Mom’s big surprise, her one and only, the way Kara tells it, was me.  I don’t think she ever forgave her for me existing.  Maybe all sisters suck.  Blech, I’m glad Kara goes to a different school.

That was Kara’s surprise.  Super-duper high-score on the PSSAs, then AP courses, now she’s taking the SATs this summer.  If I knew I could skip the end of school just by taking a test, I’d have studied harder.  Bet she cheated, anyway.  She always thought she was smarter than everybody else, now she “knows” it.

“When’s Dad getting home?”

“Anxious?”

“Anxious means worry, miss smarty ass. I’m just curious.”
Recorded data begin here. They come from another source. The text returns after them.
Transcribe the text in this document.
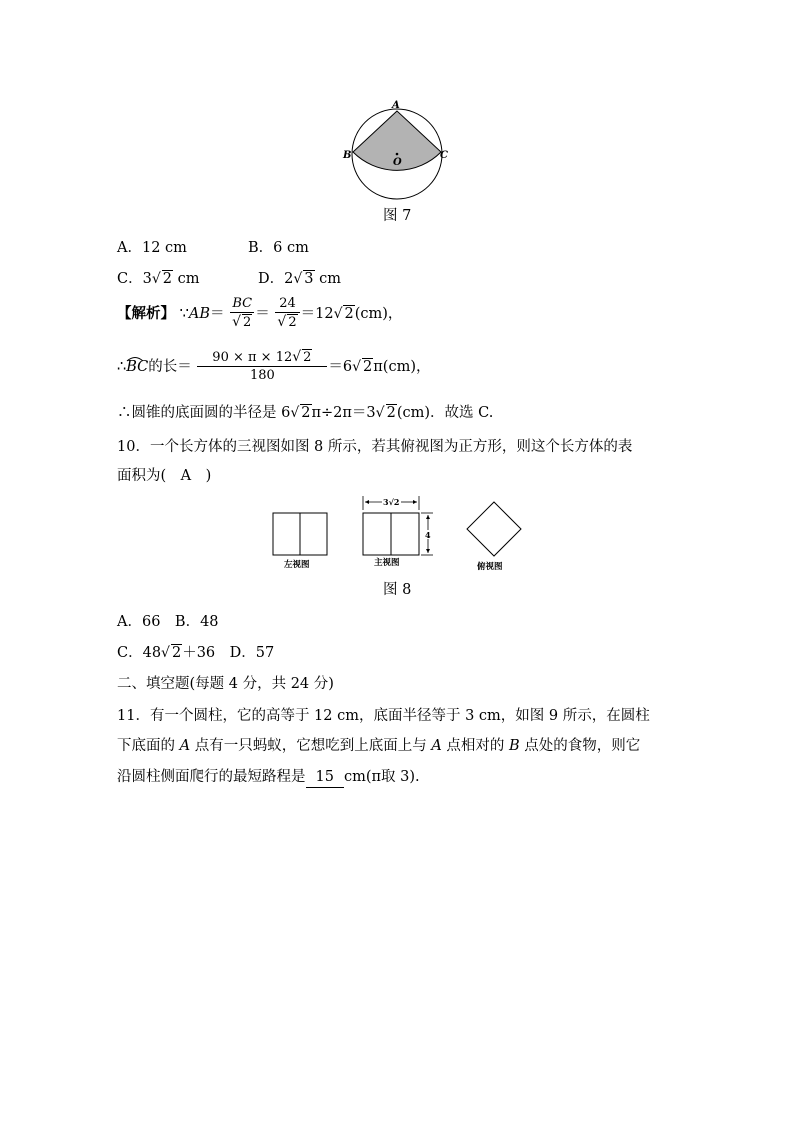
A
B	C
O
图 7
A．12 cm	B．6 cm
C．3√ 2 cm	D．2√ 3 cm
【解析】 ∵AB＝ $\frac{BC}{√ 2} = \frac{24}{√ 2} =12√$ 2(cm)，
∴BC
的长＝ $\frac{90 \times \pi \times 12√ 2}{180} =6√$ 2π(cm)，
∴圆锥的底面圆的半径是 6√ 2π÷2π＝3√ 2(cm)．故选 C.
10．一个长方体的三视图如图 8 所示，若其俯视图为正方形，则这个长方体的表
面积为(　A　)
左视图
3√2
4
主视图	俯视图
图 8
A．66　B．48
C．48√ 2＋36　D．57
二、填空题(每题 4 分，共 24 分)
11．有一个圆柱，它的高等于 12 cm，底面半径等于 3 cm，如图 9 所示，在圆柱
下底面的 A 点有一只蚂蚁，它想吃到上底面上与 A 点相对的 B 点处的食物，则它
沿圆柱侧面爬行的最短路程是 15 cm(π取 3).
“You sure look worried to me. Maybe he found out he’s not your real father…”

“What the hell are you talking about?”

“Yeah, he found the space pod that dropped you off.”

“You sure you don’t get to that special school you go to by short bus?”

“Fu–”

“Your father’s home, he wants you to come outside, Aaron.”

So, there’s no new car in the driveway.  Just dad, looking tired and rubbing the bridge of his nose as he sits in the driver’s seat, his glasses bunched in his other hand.

“…hey, dad?”

“Hey, buddy! Happy birthday. Help me out with the trunk, ok. I think there might–”

Woof.

“Ha, well. So much for that. Better let him out.”

So, no car.

A dog is pretty great, though.  Kara doesn’t have a dog.


I have no idea where the hell I was going with this.  I tried for something other than sardonic, bitter or deadly, and it turned into The Family Circus.  As Aaron said, blech.

I would have postponed, but I missed last week.  No good to miss too many self-imposed deadlines, it makes making those produced externally all the much harder to meet.

I wrote a 1500 word series of flash fictions much more in my usual vein, but must keep them under wraps for now.  The place to which I’m submitting them counts blog posting as previous publication. 

My longer form story is coming along.  I’ve hit a new snag, but nothing insurmountable.  My biggest challenge has been finding both the time and the energy to work on it.  The heat here has been oppressive, frequently overwhelming the cooling abilities of all my favorite coffee shops’ air conditioners.

Sorry for the family friendly freakishness.  I agree with John Water’s when he wrote that “family friendly is just a dirty word for censorship,” and am quite shocked at how un-shocking today’s post was.

I seem to be recovering, though.  Look for a return to my more normal, bleak and black mode next friday.